I'm miserable. I'm 10. I'm getting this feeling I’ve never felt
before. Do I sit, and push myself, and learn this song if it breaks
all the fingers in my little left hand, and the skin of my fingers is
coarse and bleeds; or do I quit. Will I go and ignore what I have to
do, or will I just go and do something else and forget about it for
now.

And quit I did. I wandered around in the woods for a while and said
nothing to nobody. I think I even "lost" the sheet into the fire.

I walked into the class on the Wednesday, 4pm on a Spring day in 1994.

I try to take the teacher aside, but no dice.
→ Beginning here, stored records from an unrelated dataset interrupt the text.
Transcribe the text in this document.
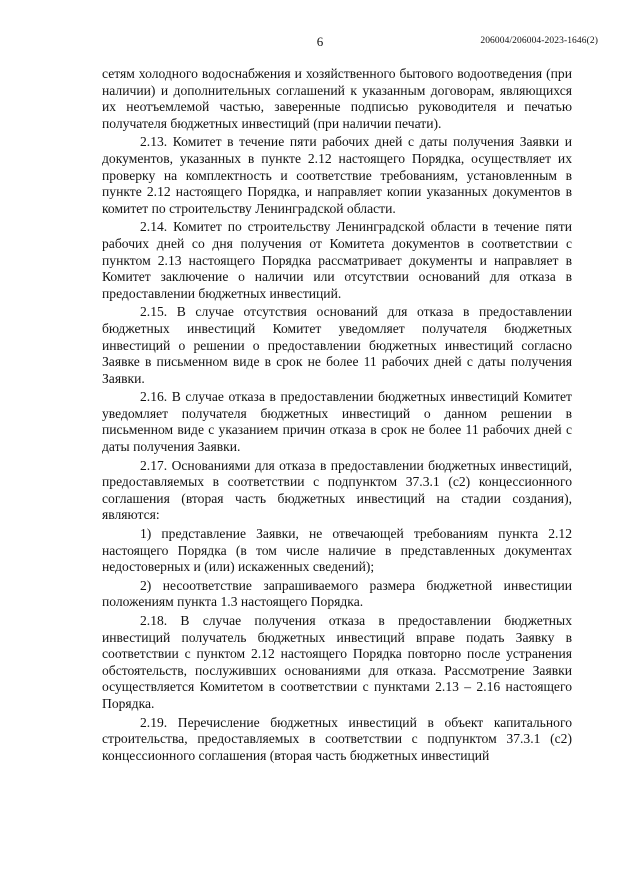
6	206004/206004-2023-1646(2)

сетям холодного водоснабжения и хозяйственного бытового водоотведения (при наличии) и дополнительных соглашений к указанным договорам, являющихся их неотъемлемой частью, заверенные подписью руководителя и печатью получателя бюджетных инвестиций (при наличии печати).

2.13. Комитет в течение пяти рабочих дней с даты получения Заявки и документов, указанных в пункте 2.12 настоящего Порядка, осуществляет их проверку на комплектность и соответствие требованиям, установленным в пункте 2.12 настоящего Порядка, и направляет копии указанных документов в комитет по строительству Ленинградской области.

2.14. Комитет по строительству Ленинградской области в течение пяти рабочих дней со дня получения от Комитета документов в соответствии с пунктом 2.13 настоящего Порядка рассматривает документы и направляет в Комитет заключение о наличии или отсутствии оснований для отказа в предоставлении бюджетных инвестиций.

2.15. В случае отсутствия оснований для отказа в предоставлении бюджетных инвестиций Комитет уведомляет получателя бюджетных инвестиций о решении о предоставлении бюджетных инвестиций согласно Заявке в письменном виде в срок не более 11 рабочих дней с даты получения Заявки.

2.16. В случае отказа в предоставлении бюджетных инвестиций Комитет уведомляет получателя бюджетных инвестиций о данном решении в письменном виде с указанием причин отказа в срок не более 11 рабочих дней с даты получения Заявки.

2.17. Основаниями для отказа в предоставлении бюджетных инвестиций, предоставляемых в соответствии с подпунктом 37.3.1 (с2) концессионного соглашения (вторая часть бюджетных инвестиций на стадии создания), являются:

1) представление Заявки, не отвечающей требованиям пункта 2.12 настоящего Порядка (в том числе наличие в представленных документах недостоверных и (или) искаженных сведений);

2) несоответствие запрашиваемого размера бюджетной инвестиции положениям пункта 1.3 настоящего Порядка.

2.18. В случае получения отказа в предоставлении бюджетных инвестиций получатель бюджетных инвестиций вправе подать Заявку в соответствии с пунктом 2.12 настоящего Порядка повторно после устранения обстоятельств, послуживших основаниями для отказа. Рассмотрение Заявки осуществляется Комитетом в соответствии с пунктами 2.13 – 2.16 настоящего Порядка.

2.19. Перечисление бюджетных инвестиций в объект капитального строительства, предоставляемых в соответствии с подпунктом 37.3.1 (с2) концессионного соглашения (вторая часть бюджетных инвестиций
We're a small group, its
casual - sit over on the bench there with the lads. Now, are ye ready
to play. No. Why not? I didn't learn it. Why not. I just didn't. Is it
too hard for you. I dunno.

It went on like this. I eventually just left the room. As anyone with
a memory of their childhood knows, it's the worst feeling in the world
to be sitting, waiting for the teacher to come check your copy, when
you haven't the homework done.

So back to 2002. I'm doing the Leaving Cert. I'm not studying; I’m
arsing around killing time again. I pull out that old guitar on a
Saturday night and sit on the very same bed on which the last time I
held this guitar in this seat, I decided for the first time that i'd
quit. And I played a G chord. And then a D chord. I looked them up on
the internet (not an early adopter - I'd won a Unison box in a draw
some time before). I found a song - a personal favourite - Nothing
Else Matters by Metallica.

E minor - D - C - G

Repeat.

I'm playing a song for the first time, and I was never as proud.